I’m not saying that I’ve got this problem completely sussed but here’s some real-life needs that I am aware of and which are driving most of my intellectual searching.
- I want to be able to raise my kids without doing too much psychological damage to them.
– I want to undo the psychological damage done to me during my childhood and early adulthood so that I can break free and have a fun and satisfying life (which will hopefully make the above goal easier to achieve)
– and I want to figure out how best to organise my family’s life so that we can prepare for whatever societal changes are coming up (and also so that I can work on the above two goals)
Undoubtedly I’m a mess of internal contradictions like most people but I should be able to link most of my writing back to these needs. If people like some of the ideas I discuss while doing this, then that’s great but I’ve pretty much given up trying to convert people these days. At least I hope I have.
All this is not an attempt to discredit Ran’s essay by the way. The truth is I was actually thinking of a different person when I wrote a lot of this post but (like all good essays) Ran’s has got me thinking. I’m sure his blog gets more traffic than mine and I imagine that if he doesn’t deal with differing ideologies in his essay he is probably going to come under a lot of attack – he probably will anyway :-) . And incidently, I think it’s important to argue against certain people, like the ones who want to bring-on the crash – as Ran does.
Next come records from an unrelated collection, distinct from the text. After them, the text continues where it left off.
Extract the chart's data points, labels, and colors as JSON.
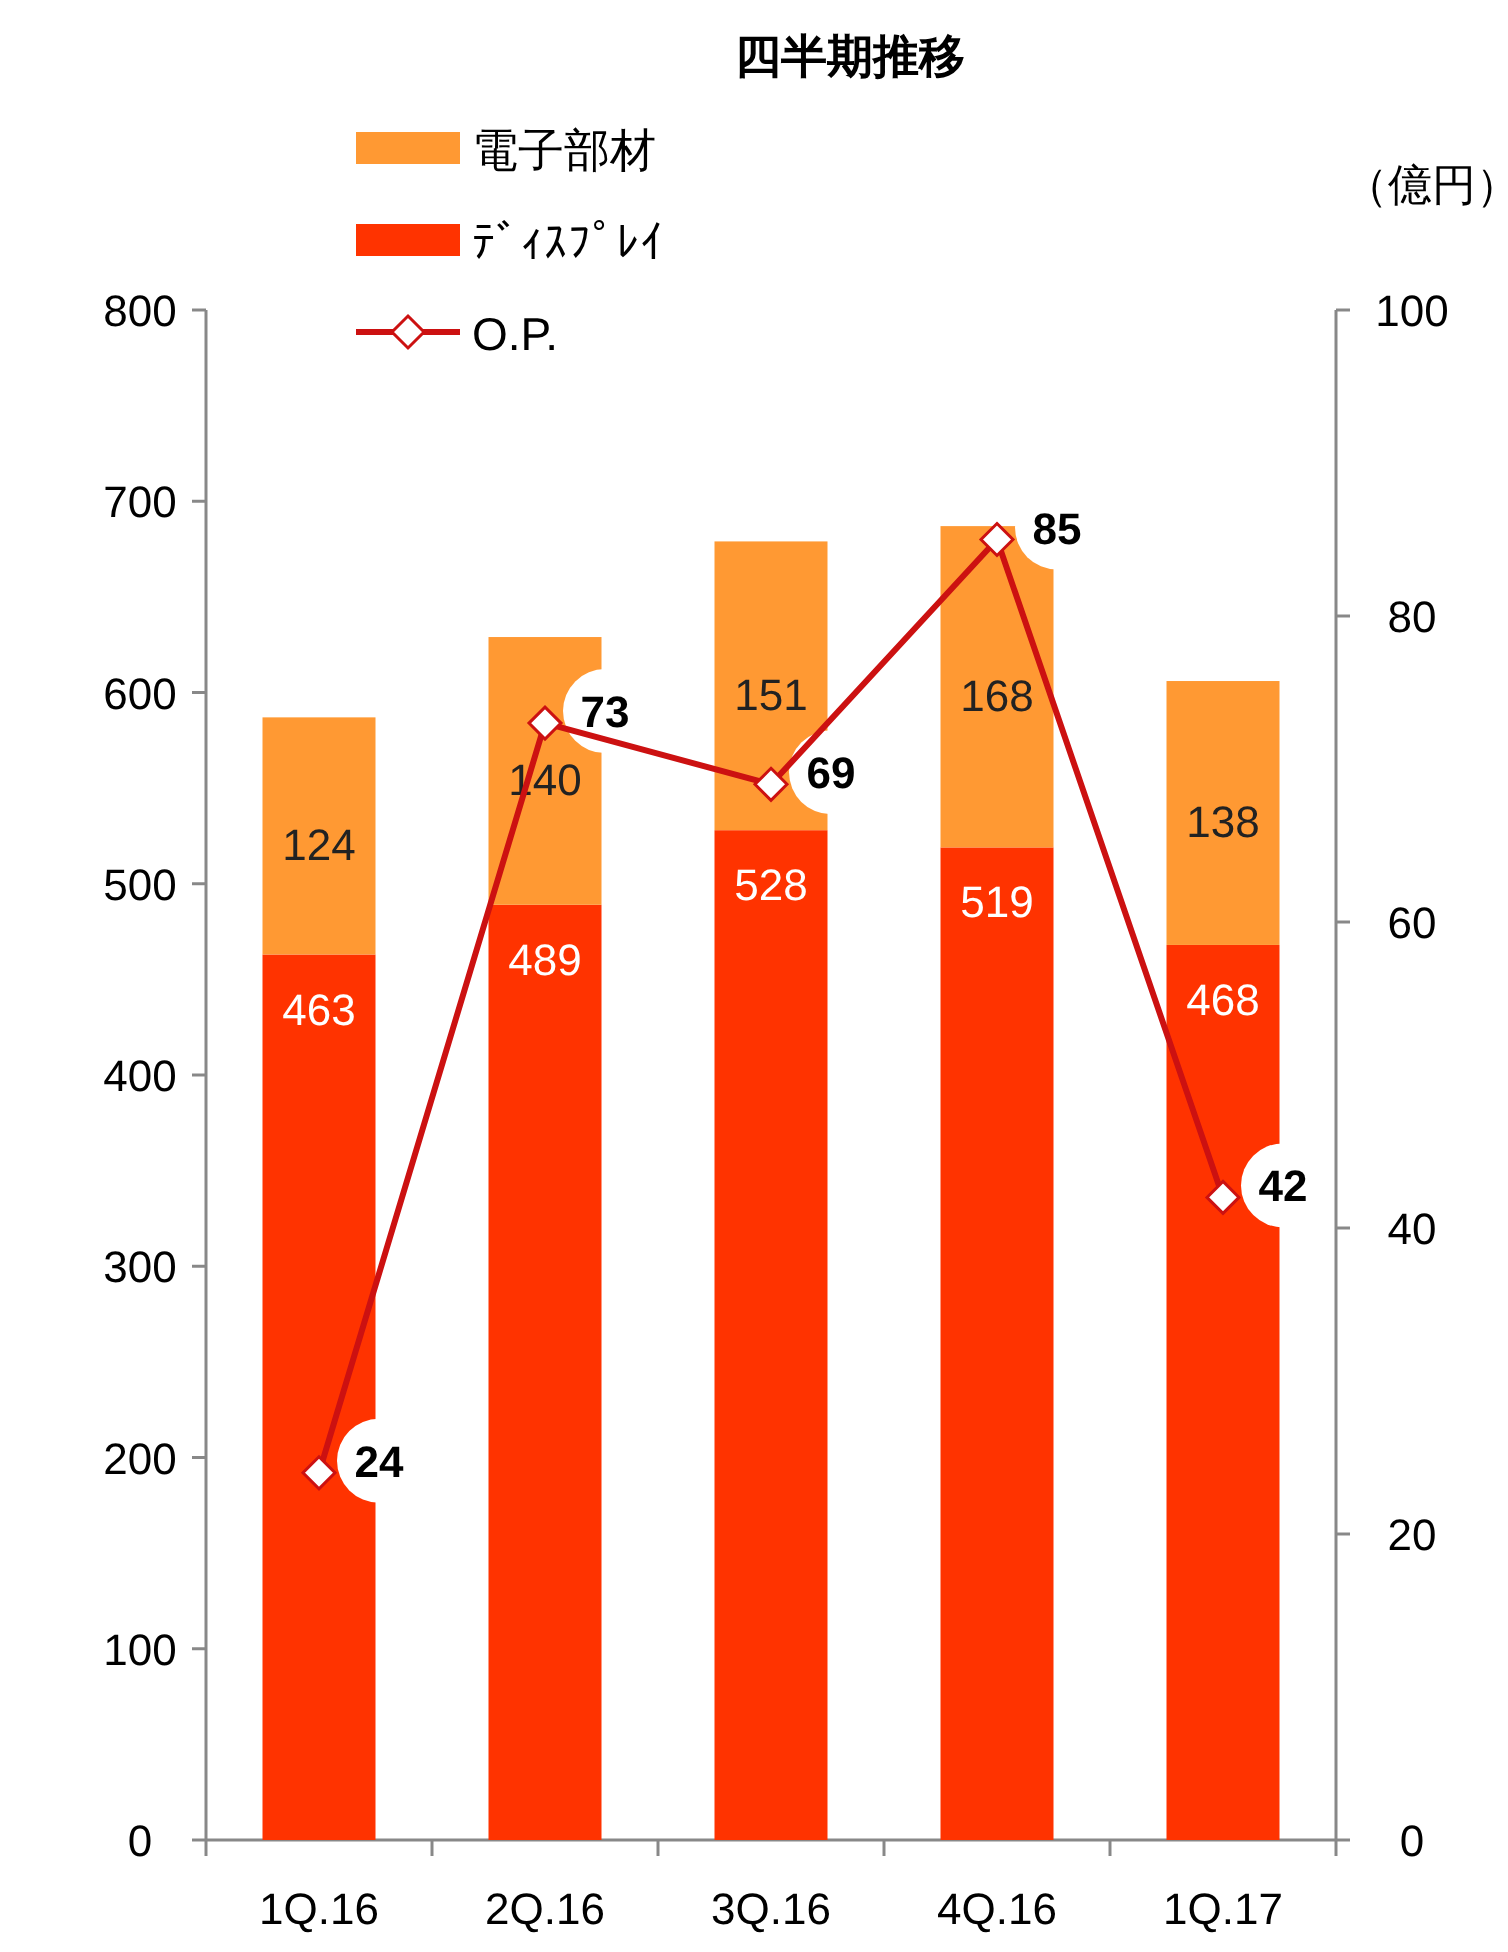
{
  "chart_data": {
    "type": "bar",
    "title": "四半期推移",
    "y2label": "（億円）",
    "categories": [
      "1Q.16",
      "2Q.16",
      "3Q.16",
      "4Q.16",
      "1Q.17"
    ],
    "stacked": true,
    "data_labels": true,
    "legend": "top left",
    "grid": false,
    "marker": "diamond",
    "line_style": "solid",
    "ylim": [
      0,
      800
    ],
    "yticks": [
      0,
      100,
      200,
      300,
      400,
      500,
      600,
      700,
      800
    ],
    "y2lim": [
      0,
      100
    ],
    "y2ticks": [
      0,
      20,
      40,
      60,
      80,
      100
    ],
    "series": [
      {
        "name": "ﾃﾞｨｽﾌﾟﾚｲ",
        "color": "#ff3300",
        "values": [
          463,
          489,
          528,
          519,
          468
        ]
      },
      {
        "name": "電子部材",
        "color": "#ff9933",
        "values": [
          124,
          140,
          151,
          168,
          138
        ]
      },
      {
        "name": "O.P.",
        "type": "line",
        "axis": "y2",
        "color": "#cc1111",
        "values": [
          24,
          73,
          69,
          85,
          42
        ]
      }
    ]
  }
}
As always the best thing Ran does with his approach to predicting the future is open our minds up to the possibilities rather than close everything down to a single linear prediction like most people working in this area. Rather than freaking me out and immobilising my thoughts his writing always leaves me with hope.
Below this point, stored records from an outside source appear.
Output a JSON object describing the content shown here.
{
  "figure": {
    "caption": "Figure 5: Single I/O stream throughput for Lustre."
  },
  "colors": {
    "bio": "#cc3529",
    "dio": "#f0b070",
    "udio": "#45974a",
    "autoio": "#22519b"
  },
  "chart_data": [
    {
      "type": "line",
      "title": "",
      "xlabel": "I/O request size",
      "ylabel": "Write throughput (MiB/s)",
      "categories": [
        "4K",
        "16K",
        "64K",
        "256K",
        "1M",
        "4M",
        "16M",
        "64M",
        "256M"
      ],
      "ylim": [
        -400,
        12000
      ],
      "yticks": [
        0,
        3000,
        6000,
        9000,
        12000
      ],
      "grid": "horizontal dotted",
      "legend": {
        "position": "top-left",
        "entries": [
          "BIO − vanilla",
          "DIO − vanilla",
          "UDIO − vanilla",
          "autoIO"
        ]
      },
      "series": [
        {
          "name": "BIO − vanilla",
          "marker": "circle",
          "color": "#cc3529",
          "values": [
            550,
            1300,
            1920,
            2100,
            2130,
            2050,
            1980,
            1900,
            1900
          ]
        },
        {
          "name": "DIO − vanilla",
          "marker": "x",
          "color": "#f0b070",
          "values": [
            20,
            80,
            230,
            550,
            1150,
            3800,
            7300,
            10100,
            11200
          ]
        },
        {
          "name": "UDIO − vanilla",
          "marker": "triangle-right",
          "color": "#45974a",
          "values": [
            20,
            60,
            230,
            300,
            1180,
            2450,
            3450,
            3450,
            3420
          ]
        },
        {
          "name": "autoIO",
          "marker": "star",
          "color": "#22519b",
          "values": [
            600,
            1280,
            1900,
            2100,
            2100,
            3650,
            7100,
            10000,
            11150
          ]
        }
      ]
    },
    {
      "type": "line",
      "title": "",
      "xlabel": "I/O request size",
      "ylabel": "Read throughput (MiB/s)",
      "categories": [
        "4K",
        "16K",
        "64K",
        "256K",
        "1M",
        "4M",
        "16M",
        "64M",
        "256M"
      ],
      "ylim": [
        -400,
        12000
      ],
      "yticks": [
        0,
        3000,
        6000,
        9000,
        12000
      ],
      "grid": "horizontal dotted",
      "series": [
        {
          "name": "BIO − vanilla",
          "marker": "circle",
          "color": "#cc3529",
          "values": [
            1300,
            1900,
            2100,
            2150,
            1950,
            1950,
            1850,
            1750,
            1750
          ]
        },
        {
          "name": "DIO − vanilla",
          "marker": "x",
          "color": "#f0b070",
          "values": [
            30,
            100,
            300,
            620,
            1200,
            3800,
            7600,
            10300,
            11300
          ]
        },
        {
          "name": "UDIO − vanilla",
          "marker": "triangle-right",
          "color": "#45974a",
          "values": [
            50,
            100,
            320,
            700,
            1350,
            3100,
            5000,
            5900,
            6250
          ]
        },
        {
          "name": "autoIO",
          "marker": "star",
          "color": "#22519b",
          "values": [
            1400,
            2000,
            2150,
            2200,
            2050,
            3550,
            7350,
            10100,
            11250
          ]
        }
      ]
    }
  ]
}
-Via Idleworm recently I found this interview of Bill Mollison with this invaluable quote in which he basically challenges the conventional approach of working out an ideology and then using that to determine our real-world actions.
Alan: Doing permaculture seems to be the opposite of abstraction.
Bill: Oh, I put it another way. I can easily teach people to be gardeners, and from them, once they know how to garden, you’ll get a philosopher. But I could never teach people to be philosophers – and if I did, you could never make a gardener out of them.
When you get deep ecologists who are philosophers, and they drive cars and take newspapers and don’t grow their own vegetables, in fact they’re not deep ecologists – they’re my enemies.
But if you get someone who looks after himself and those around him – like Scott Nearing, or Masanobu Fukuoka – that’s a deep ecologist. He can talk philosophy that I understand. People like that don’t poison things, they don’t ruin things, they don’t lose soils, they don’t build things they can’t sustain.
These days I’m valuing my intellectual side less and less. It was developed during attempts to colonise my mind (at educational institutions) so I’m really not sure that it’s good for me at all but I also know that in it’s proper place it can be used to counter-act some bad (learned) instincts that I seem to still have.
As for the most challenging of Ran’s new ideas, that tribal hunter gathering is not necessarily our natural state, I’d find that hard to argue with since I tend to think that humans are born with a lot of potential but are otherwise a blank slate and can therefore head in any direction from there. With a proviso however, that we are born needing (expecting?) certain conditions to enable us to reach our full potential and to lead happy, satisfying lives – and that the environment found in peaceful tribes appears to be the best that anyone has found for doing this.
Whether that actually means we are supposed to live in such a state probably depends upon your ideology – and if you don’t have an ideology you’ll probably not care either way because you’ll be more concerned with figuring out a practical means of making your life more fun.